The museum continued to florish over the next two years, undergoing many firsts: night runs along our mainline. Taking part in community events along the waterfront. Our very first Members Day. Movement of trolleys, transit and railroad equipment that had not moved in years. A Whitcomb diesel locomotive came to life after years of inactivity. The installation of signals along our track. The acquisition of a new generator. The long awaited restoration of some of our cars, including the revival and return to service of our car no. 120. Our volunteers and staff then took a vow: "Leave Our Museum Better Than We Found It".

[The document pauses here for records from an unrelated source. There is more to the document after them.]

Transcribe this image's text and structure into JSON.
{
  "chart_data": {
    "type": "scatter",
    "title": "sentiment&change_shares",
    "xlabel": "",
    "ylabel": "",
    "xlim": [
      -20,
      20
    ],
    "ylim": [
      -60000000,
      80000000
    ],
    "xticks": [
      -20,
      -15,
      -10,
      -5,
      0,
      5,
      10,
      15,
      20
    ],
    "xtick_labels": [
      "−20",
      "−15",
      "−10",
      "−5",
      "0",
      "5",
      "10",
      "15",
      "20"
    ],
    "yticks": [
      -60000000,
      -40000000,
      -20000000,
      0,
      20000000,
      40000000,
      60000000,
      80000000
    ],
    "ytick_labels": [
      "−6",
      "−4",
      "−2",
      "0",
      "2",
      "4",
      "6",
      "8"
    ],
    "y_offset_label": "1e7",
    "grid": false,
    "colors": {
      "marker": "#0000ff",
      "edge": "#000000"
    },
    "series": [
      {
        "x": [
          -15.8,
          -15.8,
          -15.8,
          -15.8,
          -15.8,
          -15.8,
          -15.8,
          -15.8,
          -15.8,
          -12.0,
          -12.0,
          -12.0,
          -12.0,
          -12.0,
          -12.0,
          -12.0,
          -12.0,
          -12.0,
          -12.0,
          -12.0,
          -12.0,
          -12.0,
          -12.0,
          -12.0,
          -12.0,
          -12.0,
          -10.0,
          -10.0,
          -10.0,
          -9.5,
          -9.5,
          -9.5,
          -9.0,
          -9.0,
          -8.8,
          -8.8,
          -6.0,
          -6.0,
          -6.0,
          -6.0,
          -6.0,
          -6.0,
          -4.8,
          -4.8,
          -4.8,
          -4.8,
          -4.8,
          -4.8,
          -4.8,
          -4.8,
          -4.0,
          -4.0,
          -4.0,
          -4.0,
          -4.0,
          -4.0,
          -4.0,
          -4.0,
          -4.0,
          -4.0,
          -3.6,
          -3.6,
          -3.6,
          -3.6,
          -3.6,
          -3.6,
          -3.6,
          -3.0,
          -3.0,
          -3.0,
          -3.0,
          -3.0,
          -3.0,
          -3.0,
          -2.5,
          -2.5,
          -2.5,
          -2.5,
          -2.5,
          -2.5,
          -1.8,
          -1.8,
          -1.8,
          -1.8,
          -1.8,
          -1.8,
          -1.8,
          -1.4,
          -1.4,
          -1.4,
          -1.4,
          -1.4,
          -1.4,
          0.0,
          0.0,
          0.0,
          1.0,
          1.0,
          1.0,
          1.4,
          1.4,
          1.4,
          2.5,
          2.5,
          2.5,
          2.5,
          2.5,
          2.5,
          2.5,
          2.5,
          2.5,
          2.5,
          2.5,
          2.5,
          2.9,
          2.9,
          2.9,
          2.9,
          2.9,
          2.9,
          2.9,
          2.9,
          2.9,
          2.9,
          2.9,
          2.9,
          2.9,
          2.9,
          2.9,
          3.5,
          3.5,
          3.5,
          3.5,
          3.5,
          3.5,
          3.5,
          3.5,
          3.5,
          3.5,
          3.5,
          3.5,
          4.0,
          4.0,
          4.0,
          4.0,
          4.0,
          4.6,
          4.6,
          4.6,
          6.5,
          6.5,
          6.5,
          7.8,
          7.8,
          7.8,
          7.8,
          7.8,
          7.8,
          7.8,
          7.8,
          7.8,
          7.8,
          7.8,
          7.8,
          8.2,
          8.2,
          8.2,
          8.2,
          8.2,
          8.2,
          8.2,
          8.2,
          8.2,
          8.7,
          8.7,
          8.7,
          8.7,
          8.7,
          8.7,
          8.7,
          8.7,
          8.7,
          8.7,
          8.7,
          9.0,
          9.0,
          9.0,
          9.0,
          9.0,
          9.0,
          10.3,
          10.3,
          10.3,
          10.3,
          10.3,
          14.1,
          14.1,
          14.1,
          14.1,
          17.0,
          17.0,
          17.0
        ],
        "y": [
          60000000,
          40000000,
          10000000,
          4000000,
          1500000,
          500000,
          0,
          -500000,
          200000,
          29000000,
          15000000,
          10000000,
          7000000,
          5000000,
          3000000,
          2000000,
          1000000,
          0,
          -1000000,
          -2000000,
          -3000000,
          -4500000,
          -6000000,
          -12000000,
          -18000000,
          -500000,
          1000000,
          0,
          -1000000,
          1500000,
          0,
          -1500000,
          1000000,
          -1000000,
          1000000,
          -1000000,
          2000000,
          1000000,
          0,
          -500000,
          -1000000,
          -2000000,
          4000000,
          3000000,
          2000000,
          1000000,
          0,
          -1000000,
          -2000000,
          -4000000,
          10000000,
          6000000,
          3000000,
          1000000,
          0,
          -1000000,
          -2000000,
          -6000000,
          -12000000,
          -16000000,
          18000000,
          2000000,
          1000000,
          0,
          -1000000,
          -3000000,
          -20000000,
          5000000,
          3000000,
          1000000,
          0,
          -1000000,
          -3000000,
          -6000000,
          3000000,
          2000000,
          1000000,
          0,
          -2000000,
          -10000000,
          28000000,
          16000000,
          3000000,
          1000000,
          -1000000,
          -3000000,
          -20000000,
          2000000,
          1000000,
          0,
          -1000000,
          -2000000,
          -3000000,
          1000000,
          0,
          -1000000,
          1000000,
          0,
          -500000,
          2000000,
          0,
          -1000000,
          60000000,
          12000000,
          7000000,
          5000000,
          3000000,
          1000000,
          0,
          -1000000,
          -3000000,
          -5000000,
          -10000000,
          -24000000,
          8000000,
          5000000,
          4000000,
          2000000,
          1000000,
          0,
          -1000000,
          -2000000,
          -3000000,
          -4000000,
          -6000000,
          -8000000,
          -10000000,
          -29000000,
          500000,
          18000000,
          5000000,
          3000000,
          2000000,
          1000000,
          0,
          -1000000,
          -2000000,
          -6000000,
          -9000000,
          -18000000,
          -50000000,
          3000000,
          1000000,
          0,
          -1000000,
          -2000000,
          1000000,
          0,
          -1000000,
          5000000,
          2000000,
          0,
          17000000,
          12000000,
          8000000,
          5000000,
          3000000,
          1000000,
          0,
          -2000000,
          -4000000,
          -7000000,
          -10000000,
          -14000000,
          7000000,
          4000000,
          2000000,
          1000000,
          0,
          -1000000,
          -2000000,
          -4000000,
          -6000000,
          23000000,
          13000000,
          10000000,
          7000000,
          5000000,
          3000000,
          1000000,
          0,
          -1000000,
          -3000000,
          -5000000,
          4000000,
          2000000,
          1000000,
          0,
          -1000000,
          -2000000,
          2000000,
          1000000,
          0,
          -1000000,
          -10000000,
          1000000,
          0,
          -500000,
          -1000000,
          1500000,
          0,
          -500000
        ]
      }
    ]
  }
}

Today, the museum runs under a highly effective Board of Trustees and a very dedicated group of volunteers. Mr. Erik Garces currently serves as our museum President, while Mr. Allen Hughes and Mr. William (Bill) Wexler serve as our Vice Presidents. Our Board and Officers oversee operations such as site improvement, social media outreach, and event organization. Our volunteers take part in the restoration of our trolleys and transit cars in our collection. Mr. Wexler also serves as our Master Mechanic and works closely with Mr. Harold Greenblatt, our Chief Mechanical Officer.
We continue to strive to maintain our mission, finding ways to improve our museum inside and out. We will continue to grow and leave this museum better than we found it.